Любопытно, как этот средневековый взгляд на наше телесное имущество заставил художника увидеть наготу, облаченную в ту же самую форму, в какой ее видел художник Средних веков. Все его наброски с натуры связаны с готической традицией, даже когда, как на прекрасном рисунке «Клеопатра» (ил. 273), они изображают героиню античности, а его обнаженные мужчины худы и плоски, как Адамы ван дер Гуса или ван дер Вейдена. Точно так же, как он мог найти в Амстердаме множество девушек с плотными юными телами, там должны были быть и юноши с хорошо развитой мускулатурой. Но, как правило, мужчины-натурщики Рембрандта столь же ужасающе тонки, сколь неприлично толсты его женщины. Парадоксально, но академический поиск совершенства формы через изучение обнаженной натуры стал средством показа унизительного несовершенства, к которому обычно приговаривается наш род.

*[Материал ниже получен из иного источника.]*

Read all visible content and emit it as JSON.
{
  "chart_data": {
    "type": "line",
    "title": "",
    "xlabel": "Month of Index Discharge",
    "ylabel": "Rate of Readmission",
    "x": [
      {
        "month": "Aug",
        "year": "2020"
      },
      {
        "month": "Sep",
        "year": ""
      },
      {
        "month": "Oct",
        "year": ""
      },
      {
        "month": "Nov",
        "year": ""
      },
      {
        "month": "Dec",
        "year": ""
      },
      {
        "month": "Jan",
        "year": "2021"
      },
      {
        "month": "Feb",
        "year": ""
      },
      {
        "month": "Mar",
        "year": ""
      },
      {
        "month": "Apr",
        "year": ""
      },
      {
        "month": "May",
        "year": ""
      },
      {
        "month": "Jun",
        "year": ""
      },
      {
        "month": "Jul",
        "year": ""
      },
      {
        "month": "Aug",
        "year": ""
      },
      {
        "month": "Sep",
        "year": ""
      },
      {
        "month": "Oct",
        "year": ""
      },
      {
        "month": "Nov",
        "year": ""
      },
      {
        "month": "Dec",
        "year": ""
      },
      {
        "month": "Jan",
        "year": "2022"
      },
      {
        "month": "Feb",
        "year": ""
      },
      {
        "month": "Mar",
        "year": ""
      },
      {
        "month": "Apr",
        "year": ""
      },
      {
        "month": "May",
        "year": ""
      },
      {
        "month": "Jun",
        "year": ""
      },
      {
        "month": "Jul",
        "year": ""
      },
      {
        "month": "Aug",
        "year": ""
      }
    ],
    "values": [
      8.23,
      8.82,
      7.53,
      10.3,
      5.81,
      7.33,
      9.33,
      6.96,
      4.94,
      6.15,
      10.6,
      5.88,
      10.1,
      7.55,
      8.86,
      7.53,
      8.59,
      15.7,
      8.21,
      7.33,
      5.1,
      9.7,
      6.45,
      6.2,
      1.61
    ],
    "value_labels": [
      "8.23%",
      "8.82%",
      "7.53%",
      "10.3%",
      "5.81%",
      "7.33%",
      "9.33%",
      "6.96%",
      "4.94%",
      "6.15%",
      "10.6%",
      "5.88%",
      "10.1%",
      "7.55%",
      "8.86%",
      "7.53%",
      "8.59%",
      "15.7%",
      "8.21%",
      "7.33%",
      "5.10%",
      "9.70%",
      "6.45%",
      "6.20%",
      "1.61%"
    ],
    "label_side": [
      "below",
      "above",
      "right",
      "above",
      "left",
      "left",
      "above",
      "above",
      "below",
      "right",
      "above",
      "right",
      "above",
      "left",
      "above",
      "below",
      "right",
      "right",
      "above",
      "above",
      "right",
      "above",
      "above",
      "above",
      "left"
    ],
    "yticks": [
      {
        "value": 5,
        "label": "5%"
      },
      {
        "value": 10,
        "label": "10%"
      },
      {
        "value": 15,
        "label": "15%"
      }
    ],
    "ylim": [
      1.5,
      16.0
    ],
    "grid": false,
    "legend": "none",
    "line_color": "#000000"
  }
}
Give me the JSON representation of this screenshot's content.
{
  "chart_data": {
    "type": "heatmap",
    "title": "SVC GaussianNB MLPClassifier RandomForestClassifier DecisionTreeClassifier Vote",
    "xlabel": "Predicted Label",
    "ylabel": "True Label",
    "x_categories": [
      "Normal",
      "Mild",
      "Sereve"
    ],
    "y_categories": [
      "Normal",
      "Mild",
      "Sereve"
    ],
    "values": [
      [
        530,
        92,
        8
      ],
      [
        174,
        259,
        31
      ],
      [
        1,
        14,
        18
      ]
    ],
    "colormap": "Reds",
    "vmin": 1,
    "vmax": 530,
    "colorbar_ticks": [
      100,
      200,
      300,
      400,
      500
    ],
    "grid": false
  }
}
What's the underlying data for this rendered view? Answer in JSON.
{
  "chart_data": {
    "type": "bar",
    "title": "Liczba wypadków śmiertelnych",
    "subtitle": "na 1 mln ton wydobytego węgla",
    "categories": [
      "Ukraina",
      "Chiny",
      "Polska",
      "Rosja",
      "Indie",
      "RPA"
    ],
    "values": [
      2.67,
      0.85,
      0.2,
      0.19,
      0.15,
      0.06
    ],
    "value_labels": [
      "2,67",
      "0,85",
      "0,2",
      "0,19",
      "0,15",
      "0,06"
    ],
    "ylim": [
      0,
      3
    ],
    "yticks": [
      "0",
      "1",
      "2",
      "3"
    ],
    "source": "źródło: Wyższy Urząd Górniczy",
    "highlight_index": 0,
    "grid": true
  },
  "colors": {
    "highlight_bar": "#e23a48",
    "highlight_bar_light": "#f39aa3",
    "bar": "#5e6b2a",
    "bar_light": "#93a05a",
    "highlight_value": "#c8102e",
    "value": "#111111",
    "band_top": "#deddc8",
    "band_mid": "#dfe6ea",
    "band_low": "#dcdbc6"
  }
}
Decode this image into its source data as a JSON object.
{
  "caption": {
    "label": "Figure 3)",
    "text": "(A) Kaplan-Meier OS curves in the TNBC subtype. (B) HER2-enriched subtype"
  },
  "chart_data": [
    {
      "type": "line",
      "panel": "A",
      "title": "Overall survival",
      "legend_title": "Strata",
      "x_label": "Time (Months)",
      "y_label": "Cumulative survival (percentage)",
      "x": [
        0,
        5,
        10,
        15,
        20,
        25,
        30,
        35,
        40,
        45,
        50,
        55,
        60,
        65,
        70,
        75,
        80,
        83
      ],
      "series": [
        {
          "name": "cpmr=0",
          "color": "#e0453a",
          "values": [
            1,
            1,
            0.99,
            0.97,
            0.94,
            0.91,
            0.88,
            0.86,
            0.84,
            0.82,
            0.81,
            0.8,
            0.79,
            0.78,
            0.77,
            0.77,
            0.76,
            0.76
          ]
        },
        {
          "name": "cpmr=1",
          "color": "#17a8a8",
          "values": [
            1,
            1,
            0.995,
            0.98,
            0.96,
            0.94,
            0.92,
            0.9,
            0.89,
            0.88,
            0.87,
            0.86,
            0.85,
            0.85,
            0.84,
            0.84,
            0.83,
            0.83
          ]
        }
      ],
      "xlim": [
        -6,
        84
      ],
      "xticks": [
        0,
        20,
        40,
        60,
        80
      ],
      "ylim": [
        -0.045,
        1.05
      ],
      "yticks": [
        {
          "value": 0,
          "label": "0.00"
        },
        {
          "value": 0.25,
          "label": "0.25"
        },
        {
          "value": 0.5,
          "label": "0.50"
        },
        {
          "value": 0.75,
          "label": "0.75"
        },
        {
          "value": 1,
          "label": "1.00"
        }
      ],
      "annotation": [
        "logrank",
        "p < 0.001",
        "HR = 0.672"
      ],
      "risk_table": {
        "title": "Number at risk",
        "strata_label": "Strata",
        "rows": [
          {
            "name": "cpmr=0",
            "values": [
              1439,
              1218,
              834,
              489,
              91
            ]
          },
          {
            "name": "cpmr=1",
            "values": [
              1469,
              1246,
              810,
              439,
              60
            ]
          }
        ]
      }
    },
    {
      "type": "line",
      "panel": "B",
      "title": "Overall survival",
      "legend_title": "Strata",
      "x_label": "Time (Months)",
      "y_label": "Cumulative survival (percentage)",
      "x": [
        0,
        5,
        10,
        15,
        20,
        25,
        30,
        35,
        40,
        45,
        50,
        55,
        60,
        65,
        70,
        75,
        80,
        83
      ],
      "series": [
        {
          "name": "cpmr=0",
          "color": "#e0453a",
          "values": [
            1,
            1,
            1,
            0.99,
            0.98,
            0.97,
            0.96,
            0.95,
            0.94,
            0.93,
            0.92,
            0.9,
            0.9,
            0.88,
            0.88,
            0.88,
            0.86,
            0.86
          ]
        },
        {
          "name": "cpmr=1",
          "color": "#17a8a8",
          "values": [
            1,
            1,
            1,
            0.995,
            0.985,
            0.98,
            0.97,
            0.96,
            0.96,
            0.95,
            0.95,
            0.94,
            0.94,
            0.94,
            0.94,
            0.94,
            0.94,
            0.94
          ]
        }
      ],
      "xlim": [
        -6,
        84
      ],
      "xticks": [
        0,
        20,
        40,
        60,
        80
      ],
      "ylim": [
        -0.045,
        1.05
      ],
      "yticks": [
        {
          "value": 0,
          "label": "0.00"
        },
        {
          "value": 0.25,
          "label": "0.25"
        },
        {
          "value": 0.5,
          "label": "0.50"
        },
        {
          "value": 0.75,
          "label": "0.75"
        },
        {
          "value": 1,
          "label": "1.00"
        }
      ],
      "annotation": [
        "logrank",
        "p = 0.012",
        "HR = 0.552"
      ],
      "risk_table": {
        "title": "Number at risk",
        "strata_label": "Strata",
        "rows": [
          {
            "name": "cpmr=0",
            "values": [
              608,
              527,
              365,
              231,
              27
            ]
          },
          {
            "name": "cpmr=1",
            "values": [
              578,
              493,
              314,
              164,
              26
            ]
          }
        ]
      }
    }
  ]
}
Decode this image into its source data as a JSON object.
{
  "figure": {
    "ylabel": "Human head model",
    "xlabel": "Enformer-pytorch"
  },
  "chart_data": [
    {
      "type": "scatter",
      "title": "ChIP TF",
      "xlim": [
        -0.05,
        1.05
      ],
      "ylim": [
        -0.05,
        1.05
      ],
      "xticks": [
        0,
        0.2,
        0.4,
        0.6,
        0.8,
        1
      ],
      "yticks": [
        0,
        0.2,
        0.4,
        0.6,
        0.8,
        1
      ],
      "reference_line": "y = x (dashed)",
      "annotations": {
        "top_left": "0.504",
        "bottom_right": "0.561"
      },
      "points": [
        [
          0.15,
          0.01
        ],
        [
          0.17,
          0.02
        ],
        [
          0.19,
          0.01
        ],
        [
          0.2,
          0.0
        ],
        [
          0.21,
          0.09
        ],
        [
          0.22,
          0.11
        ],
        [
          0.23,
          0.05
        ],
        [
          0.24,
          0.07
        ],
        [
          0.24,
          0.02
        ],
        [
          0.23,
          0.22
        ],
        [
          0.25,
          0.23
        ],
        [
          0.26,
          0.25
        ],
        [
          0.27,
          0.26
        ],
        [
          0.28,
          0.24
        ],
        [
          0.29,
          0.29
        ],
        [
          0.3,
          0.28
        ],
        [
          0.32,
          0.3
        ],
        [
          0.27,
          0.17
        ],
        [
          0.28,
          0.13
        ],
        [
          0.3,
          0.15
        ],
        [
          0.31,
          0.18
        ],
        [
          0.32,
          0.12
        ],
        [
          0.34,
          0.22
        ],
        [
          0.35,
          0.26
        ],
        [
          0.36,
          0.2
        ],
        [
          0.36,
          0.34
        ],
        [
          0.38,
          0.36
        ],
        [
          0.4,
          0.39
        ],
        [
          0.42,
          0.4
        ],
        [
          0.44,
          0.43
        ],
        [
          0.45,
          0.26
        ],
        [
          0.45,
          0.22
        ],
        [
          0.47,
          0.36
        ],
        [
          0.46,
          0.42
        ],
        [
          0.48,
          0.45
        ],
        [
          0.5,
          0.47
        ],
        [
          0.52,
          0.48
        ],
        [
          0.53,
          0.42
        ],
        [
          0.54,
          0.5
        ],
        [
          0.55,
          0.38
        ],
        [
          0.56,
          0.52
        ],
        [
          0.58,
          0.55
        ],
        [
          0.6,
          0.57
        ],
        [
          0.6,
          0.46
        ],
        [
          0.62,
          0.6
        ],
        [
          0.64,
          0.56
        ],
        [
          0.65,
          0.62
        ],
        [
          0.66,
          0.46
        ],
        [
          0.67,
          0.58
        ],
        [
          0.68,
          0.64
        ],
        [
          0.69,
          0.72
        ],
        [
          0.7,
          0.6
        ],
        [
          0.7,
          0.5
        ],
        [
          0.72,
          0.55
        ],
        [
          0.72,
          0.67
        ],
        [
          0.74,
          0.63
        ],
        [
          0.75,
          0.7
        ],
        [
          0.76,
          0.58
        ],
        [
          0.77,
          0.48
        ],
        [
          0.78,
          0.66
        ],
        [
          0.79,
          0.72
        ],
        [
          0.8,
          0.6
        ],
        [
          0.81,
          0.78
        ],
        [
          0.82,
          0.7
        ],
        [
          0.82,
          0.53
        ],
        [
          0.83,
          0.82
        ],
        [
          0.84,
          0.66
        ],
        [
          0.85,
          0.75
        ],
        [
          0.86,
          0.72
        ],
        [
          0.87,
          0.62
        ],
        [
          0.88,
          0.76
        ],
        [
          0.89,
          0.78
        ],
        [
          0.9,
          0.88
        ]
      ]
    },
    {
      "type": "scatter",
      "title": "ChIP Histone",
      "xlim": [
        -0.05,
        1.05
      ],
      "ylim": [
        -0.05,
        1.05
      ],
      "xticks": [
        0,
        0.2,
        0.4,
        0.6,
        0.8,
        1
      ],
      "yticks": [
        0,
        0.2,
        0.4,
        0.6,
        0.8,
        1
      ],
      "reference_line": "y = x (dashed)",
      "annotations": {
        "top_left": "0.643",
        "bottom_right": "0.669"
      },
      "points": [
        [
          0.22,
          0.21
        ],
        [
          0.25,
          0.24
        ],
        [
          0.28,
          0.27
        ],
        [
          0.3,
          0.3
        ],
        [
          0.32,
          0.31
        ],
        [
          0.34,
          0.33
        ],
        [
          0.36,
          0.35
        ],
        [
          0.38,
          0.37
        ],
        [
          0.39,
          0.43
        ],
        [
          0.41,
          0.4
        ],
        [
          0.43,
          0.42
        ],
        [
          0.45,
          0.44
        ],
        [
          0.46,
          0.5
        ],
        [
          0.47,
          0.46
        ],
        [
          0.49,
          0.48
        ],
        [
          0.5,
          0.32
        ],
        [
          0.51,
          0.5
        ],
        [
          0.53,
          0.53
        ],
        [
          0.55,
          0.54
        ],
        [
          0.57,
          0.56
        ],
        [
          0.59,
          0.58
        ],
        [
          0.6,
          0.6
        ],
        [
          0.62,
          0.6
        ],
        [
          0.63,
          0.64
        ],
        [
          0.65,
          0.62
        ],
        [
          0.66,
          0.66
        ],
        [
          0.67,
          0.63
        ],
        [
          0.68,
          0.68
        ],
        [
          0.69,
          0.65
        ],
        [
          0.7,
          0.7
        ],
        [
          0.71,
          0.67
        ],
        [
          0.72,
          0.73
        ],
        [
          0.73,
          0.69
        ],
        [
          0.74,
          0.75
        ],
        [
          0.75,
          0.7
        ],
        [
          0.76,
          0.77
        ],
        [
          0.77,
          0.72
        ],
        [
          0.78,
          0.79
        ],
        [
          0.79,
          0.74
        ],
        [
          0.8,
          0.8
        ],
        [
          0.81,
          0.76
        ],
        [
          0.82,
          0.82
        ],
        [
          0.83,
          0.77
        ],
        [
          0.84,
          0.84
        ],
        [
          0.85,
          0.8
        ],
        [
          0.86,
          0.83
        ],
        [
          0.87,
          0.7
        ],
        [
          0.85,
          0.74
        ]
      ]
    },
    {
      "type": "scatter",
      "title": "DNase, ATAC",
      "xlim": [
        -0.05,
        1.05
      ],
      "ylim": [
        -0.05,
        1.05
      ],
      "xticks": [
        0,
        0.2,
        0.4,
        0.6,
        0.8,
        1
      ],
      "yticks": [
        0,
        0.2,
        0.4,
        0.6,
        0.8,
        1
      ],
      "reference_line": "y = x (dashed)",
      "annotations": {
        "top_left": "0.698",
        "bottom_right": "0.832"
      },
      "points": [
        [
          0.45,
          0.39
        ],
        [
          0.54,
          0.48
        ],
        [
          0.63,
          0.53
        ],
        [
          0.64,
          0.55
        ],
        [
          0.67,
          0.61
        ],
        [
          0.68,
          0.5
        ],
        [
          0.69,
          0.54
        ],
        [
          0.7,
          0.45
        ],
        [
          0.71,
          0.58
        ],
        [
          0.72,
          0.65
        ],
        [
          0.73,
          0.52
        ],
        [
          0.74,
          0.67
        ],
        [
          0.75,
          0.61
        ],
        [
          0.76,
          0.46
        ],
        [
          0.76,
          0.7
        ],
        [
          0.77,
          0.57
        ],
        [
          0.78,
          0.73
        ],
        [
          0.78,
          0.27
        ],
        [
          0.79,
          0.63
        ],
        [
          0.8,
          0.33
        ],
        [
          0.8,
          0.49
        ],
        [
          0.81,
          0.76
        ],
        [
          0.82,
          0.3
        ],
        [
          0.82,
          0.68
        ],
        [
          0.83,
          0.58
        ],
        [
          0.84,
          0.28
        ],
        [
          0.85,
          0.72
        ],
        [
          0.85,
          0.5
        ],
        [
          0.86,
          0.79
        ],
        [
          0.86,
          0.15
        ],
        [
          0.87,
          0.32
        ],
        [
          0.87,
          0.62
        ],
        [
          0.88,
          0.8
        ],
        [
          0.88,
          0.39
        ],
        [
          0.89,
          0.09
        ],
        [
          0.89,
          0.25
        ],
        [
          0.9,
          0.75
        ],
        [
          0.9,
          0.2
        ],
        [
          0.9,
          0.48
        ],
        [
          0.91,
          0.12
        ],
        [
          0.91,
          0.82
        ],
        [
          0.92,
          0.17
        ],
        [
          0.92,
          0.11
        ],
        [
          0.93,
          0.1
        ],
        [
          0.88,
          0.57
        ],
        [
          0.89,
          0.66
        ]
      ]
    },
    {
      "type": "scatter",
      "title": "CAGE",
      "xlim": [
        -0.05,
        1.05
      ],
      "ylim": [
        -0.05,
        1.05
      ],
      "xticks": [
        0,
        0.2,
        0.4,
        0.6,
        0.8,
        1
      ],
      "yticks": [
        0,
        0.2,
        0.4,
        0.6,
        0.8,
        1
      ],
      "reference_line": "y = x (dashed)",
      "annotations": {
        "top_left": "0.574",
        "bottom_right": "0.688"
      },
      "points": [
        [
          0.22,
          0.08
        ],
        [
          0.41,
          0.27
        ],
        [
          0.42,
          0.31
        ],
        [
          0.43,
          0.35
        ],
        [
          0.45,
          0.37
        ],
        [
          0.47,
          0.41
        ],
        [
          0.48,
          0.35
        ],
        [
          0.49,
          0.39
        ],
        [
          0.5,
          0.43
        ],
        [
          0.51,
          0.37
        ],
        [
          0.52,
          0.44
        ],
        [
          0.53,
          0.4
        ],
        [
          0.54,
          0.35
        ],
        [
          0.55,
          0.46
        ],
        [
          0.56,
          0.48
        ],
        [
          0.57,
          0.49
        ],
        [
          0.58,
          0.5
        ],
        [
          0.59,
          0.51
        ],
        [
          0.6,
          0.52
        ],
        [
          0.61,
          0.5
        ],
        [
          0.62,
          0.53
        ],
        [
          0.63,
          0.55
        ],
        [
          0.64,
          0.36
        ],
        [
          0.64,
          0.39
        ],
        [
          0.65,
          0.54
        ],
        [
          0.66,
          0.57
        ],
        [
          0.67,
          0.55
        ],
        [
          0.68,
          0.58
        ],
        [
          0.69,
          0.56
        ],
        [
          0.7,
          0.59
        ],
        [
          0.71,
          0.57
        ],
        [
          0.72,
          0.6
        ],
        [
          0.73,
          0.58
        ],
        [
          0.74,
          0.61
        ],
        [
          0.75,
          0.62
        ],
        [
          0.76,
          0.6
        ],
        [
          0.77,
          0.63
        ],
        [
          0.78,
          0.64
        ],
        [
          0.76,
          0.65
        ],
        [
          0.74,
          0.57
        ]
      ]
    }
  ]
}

Это чувство присущей телу жалкости имело и другое странное следствие: самые значительные обнаженные периода зрелости Рембрандта, три офорта, датированные 1658 годом (ил. 274), изображают старых женщин. Двадцать семь лет прошло с момента создания «Дианы», оскорбившей Пелса, и жестокость Рембрандта утихла. Он более не желает нас шокировать, и все же идея классической элегантности еще настолько волнует его, что он предпочитает готическую нескладность старого тела привлекательным пропорциям юного. Офорт с пожилой женщиной, моющей ноги в ручье, в действительности самое благородное произведение телесной архитектуры, упрямая, словно старая лодка, несокрушимая форма, рассмотренная без оттенка сентиментальности или желания оправдать. Мы пытаемся представить себе, где еще в искусстве был создан такой величественный портрет старого тела, и вспоминаем лишь Адама Пьеро делла Франческа и некоторых отшельников Карпаччо.
Тем не менее самая великая картина Рембрандта, представляющая обнаженную натуру, изображает молодую женщину, очевидно задуманную физически привлекательной. Это «Вирсавия» из Лувра (ил. 275), одно из тех произведений искусства высокого класса, которые не могут быть никак классифицированы. Композиция объединяет в себе воспоминания о двух античных рельефах, знакомых Рембрандту по гравюрам, но его концепция наготы совершенно неклассична и на самом деле представляет его любимую Хендрикье. Сейчас, когда догматичная настойчивость ранних офортов отвергнута, мы чувствуем ценность скромной и скрупулезной честности Рембрандта, ибо этот большой живот, эти тяжелые, трудовые руки и ноги обладают гораздо большим благородством, нежели идеальная форма, скажем, «Венеры Урбинской» Тициана. Более того, христианское приятие несчастного тела давало христианскую привилегию душе. Традиционные обнаженные, основанные на классических оригиналах, были не способны выдерживать груз мысли или внутренней жизни без ущерба для их формальной целостности. Рембрандт же мог придать своей «Вирсавии» мечтательное выражение лица, выражение такое сложное, что мы уходим вслед за ее мыслями далеко за пределы запечатленного момента, и в то же время эти мысли суть неотторжимая часть ее тела, говорящая с нами на своем собственном языке так же правдиво, как Чосер или Берне.
Чудо «Вирсавии» Рембрандта, нагого тела, которому позволена мысль, больше никогда не повторилось. Но конец XIX века произвел одну или двух запоминающихся обнаженных жалости, и самая жалостливая из них — фигура с картины «Скорбь» Ван Гога, образ столь ужасный, что мы с трудом заставляем себя остановить на нем взгляд; самая же выразительная — «Прекрасная Омьер» Родена (ил. 276). Она идет дальше, чем офорт Рембрандта. Тело старухи Рембрандта, хоть оно и лишено грации, все еще сильное и дееспособное. Старуха Родена — образ законченной дряхлости, memento mori[200], — своим замыслом напоминает нам некоторые готические статуи. При сравнении с «Марией Магдалиной» Донателло из Флоренции обнаруживается некая схожесть в их технике исполнения: оба, Роден и Донателло, моделируют морщинистую плоть сильными нервными движениями пальцев, создавая таким способом живую фактуру. Но по чувству эти две статуи абсолютно разные. Магдалина Донателло — женщина-факир, чьи маленькие запавшие глаза, глядя в пустыню, узрели видение Господа. Тело ее больше не интересует, тогда как Омьер Родена, хотя она и находится в более мрачном настроении, чем куртизанка из стихотворения Вийона, все еще неотделима от своего тела и размышляет о его недостатках. И тем не менее она далека от тех безжалостных фигур позднеэллинистического искусства, где изношенное тело представлено в презренном или смехотворном виде, ибо Роден увидел в ее дряблых членах готическую величественную конструкцию.